Après sept heures d'attente pour connaître le nom du premier ministre, Emmanuel Macron continue de faire tourner en bourrique les journalistes politiques. Le gouvernement sera finalement annoncé mercredi 17 mai, officiellement pour passer au crible les situations fiscales et les éventuels conflits d'intérêt des heureux élus.

Est-on dans une ère qui donne la priorité à la moralisation de vie politique ? "Avant l'exemplarité, c'était le génie, c'était éventuellement l'héroïsme. Aujourd'hui, on nous explique que la chose la plus importante du monde, c'est que les gens gèrent comme de bons pères de famille", estime Élisabeth Lévy, rédactrice en chef de Causeur. Et d'ajouter : "La transparence cache peut-être beaucoup d'enfumage. L'exercice du pouvoir n'est pas une affaire de petits saints et de vertueux."
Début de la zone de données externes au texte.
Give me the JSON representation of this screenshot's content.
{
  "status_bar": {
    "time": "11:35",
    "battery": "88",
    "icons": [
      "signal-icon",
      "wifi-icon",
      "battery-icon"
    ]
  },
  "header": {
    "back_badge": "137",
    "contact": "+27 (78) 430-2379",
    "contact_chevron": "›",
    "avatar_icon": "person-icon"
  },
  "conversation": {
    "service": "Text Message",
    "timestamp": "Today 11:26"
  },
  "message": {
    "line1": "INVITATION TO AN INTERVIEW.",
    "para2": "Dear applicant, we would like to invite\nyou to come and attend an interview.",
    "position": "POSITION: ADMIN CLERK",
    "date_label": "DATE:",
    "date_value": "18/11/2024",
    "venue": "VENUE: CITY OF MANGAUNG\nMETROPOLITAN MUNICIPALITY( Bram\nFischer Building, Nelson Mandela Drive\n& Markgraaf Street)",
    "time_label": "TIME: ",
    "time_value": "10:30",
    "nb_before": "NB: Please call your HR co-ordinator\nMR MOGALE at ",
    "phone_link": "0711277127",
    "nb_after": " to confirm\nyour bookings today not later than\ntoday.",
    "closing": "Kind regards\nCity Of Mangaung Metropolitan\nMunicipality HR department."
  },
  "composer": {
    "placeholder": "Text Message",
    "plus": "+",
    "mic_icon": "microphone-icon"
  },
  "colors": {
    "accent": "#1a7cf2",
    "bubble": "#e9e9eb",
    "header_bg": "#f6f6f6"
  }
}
Pour Alexandre Malafaye, président du think tank Synopia, "le premier sujet qui intéresse les Français, c'est la compétence. Ils attendent des résultats, il ne faut pas les décevoir". Le président du think tank se dit par ailleurs surpris que les gouvernements soient composés aussi rapidement. "Il faut que les politiques se comportent bien dans les prochaines années, c'est essentiel pour retisser le lien avec les citoyens", complète-t-il.

Jean-Christophe Buisson, le directeur adjoint de la rédaction du Figaro Magazine, a lui "du mal à croire que ce n'est que pour cette raison de vérification fiscale que le gouvernement est reporté. Le gouvernement est reporté parce qu'il a du mal à se faire. Il y a un certain nombre d'équilibres à respecter".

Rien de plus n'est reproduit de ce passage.